What Nasa satellites say about Bangladesh’s climate

Nasa has declared 2023 as the year of open science. This leading space agency is making a long-term commitment to build an inclusive, open science community over the next decade. Open-source science is a commitment to the open-sharing of software, data, and knowledge (algorithms, papers, documents, ancillary information, etc) in a scientific process. The principles of open-source science are aimed at making publicly funded scientific research transparent, inclusive, accessible, and reproducible. To this end, Nasa recently took an open-science initiative called the Earth Information System (EIS) Freshwater. This is a groundbreaking initiative by Nasa because of its accessibility, reproducibility of actionable Earth information backed by its best satellite information, models, and tools.
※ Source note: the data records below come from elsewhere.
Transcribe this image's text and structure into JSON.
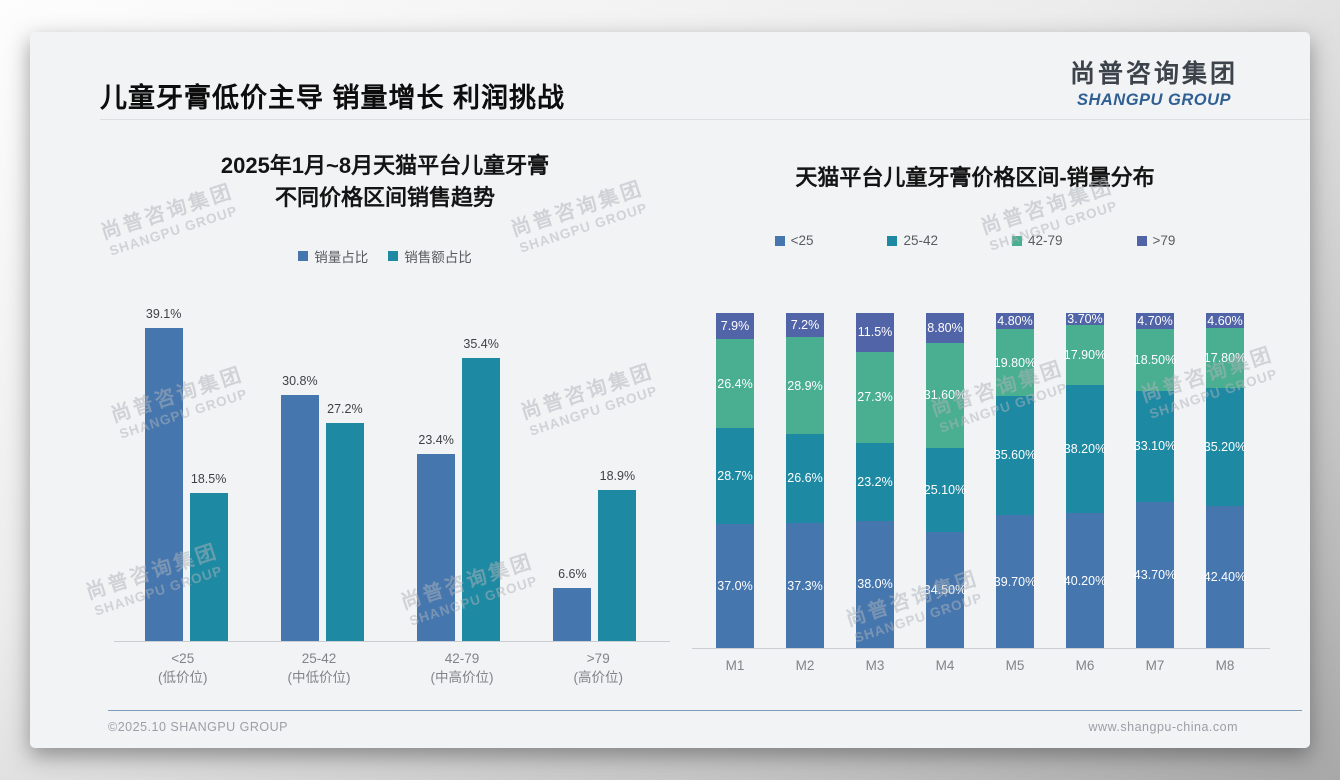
{
  "page": {
    "title": "儿童牙膏低价主导 销量增长 利润挑战",
    "logo": {
      "cn": "尚普咨询集团",
      "en": "SHANGPU GROUP"
    },
    "watermark": {
      "cn": "尚普咨询集团",
      "en": "SHANGPU GROUP"
    },
    "footer": {
      "left": "©2025.10 SHANGPU GROUP",
      "right": "www.shangpu-china.com"
    }
  },
  "colors": {
    "bar_blue": "#4676ae",
    "bar_teal": "#1e89a2",
    "bar_green": "#4aae90",
    "bar_indigo": "#5264a8",
    "slide_bg": "#f2f3f5",
    "footer_rule": "#7e9dbd"
  },
  "chart_data": [
    {
      "type": "bar",
      "title": "2025年1月~8月天猫平台儿童牙膏 不同价格区间销售趋势",
      "title_lines": [
        "2025年1月~8月天猫平台儿童牙膏",
        "不同价格区间销售趋势"
      ],
      "categories": [
        "<25",
        "25-42",
        "42-79",
        ">79"
      ],
      "category_sublabels": [
        "(低价位)",
        "(中低价位)",
        "(中高价位)",
        "(高价位)"
      ],
      "series": [
        {
          "name": "销量占比",
          "color": "#4676ae",
          "values": [
            39.1,
            30.8,
            23.4,
            6.6
          ],
          "labels": [
            "39.1%",
            "30.8%",
            "23.4%",
            "6.6%"
          ]
        },
        {
          "name": "销售额占比",
          "color": "#1e89a2",
          "values": [
            18.5,
            27.2,
            35.4,
            18.9
          ],
          "labels": [
            "18.5%",
            "27.2%",
            "35.4%",
            "18.9%"
          ]
        }
      ],
      "xlabel": "",
      "ylabel": "",
      "ylim": [
        0,
        40
      ],
      "grid": false,
      "legend_position": "top"
    },
    {
      "type": "stacked-bar",
      "title": "天猫平台儿童牙膏价格区间-销量分布",
      "categories": [
        "M1",
        "M2",
        "M3",
        "M4",
        "M5",
        "M6",
        "M7",
        "M8"
      ],
      "series": [
        {
          "name": "<25",
          "color": "#4676ae",
          "values": [
            37.0,
            37.3,
            38.0,
            34.5,
            39.7,
            40.2,
            43.7,
            42.4
          ],
          "labels": [
            "37.0%",
            "37.3%",
            "38.0%",
            "34.50%",
            "39.70%",
            "40.20%",
            "43.70%",
            "42.40%"
          ]
        },
        {
          "name": "25-42",
          "color": "#1e89a2",
          "values": [
            28.7,
            26.6,
            23.2,
            25.1,
            35.6,
            38.2,
            33.1,
            35.2
          ],
          "labels": [
            "28.7%",
            "26.6%",
            "23.2%",
            "25.10%",
            "35.60%",
            "38.20%",
            "33.10%",
            "35.20%"
          ]
        },
        {
          "name": "42-79",
          "color": "#4aae90",
          "values": [
            26.4,
            28.9,
            27.3,
            31.6,
            19.8,
            17.9,
            18.5,
            17.8
          ],
          "labels": [
            "26.4%",
            "28.9%",
            "27.3%",
            "31.60%",
            "19.80%",
            "17.90%",
            "18.50%",
            "17.80%"
          ]
        },
        {
          "name": ">79",
          "color": "#5264a8",
          "values": [
            7.9,
            7.2,
            11.5,
            8.8,
            4.8,
            3.7,
            4.7,
            4.6
          ],
          "labels": [
            "7.9%",
            "7.2%",
            "11.5%",
            "8.80%",
            "4.80%",
            "3.70%",
            "4.70%",
            "4.60%"
          ]
        }
      ],
      "xlabel": "",
      "ylabel": "",
      "ylim": [
        0,
        100
      ],
      "grid": false,
      "legend_position": "top"
    }
  ]
}
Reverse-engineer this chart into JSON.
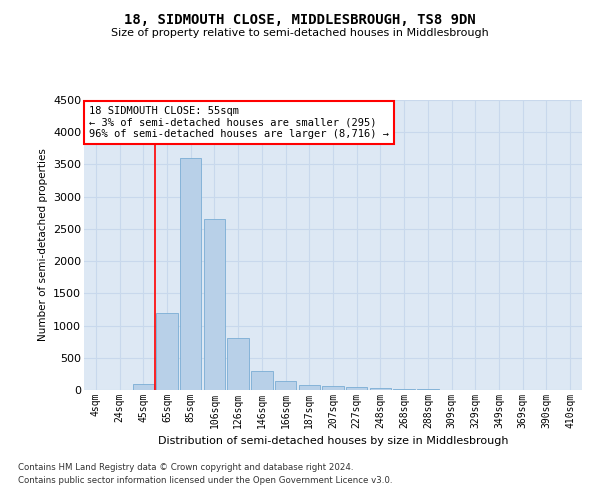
{
  "title": "18, SIDMOUTH CLOSE, MIDDLESBROUGH, TS8 9DN",
  "subtitle": "Size of property relative to semi-detached houses in Middlesbrough",
  "xlabel": "Distribution of semi-detached houses by size in Middlesbrough",
  "ylabel": "Number of semi-detached properties",
  "categories": [
    "4sqm",
    "24sqm",
    "45sqm",
    "65sqm",
    "85sqm",
    "106sqm",
    "126sqm",
    "146sqm",
    "166sqm",
    "187sqm",
    "207sqm",
    "227sqm",
    "248sqm",
    "268sqm",
    "288sqm",
    "309sqm",
    "329sqm",
    "349sqm",
    "369sqm",
    "390sqm",
    "410sqm"
  ],
  "values": [
    0,
    0,
    100,
    1200,
    3600,
    2650,
    800,
    300,
    140,
    80,
    60,
    50,
    30,
    15,
    8,
    5,
    3,
    2,
    1,
    1,
    0
  ],
  "bar_color": "#b8d0e8",
  "bar_edge_color": "#7aadd4",
  "grid_color": "#c8d8ec",
  "background_color": "#dde8f4",
  "annotation_box_text": "18 SIDMOUTH CLOSE: 55sqm\n← 3% of semi-detached houses are smaller (295)\n96% of semi-detached houses are larger (8,716) →",
  "ylim": [
    0,
    4500
  ],
  "yticks": [
    0,
    500,
    1000,
    1500,
    2000,
    2500,
    3000,
    3500,
    4000,
    4500
  ],
  "footer_line1": "Contains HM Land Registry data © Crown copyright and database right 2024.",
  "footer_line2": "Contains public sector information licensed under the Open Government Licence v3.0.",
  "red_line_x": 2.5
}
The EIS Freshwater studies are focused on quantification and changes in water stored in rivers, lakes, reservoirs, and creeks and streams. Among various components of the EIS (such as wildfire hydrology, risk of flooding, water security, AI application), we started exploring the flooding impact of climate change and human activities in populous global deltas. The delta component is that we can quantify the relative changes in hydrology and freshwater availability due to climate change and human intervention using an integrated modelling framework. In the most recent phase of the EIS initiative, we started exploring the concept's applicability in the Bengal delta.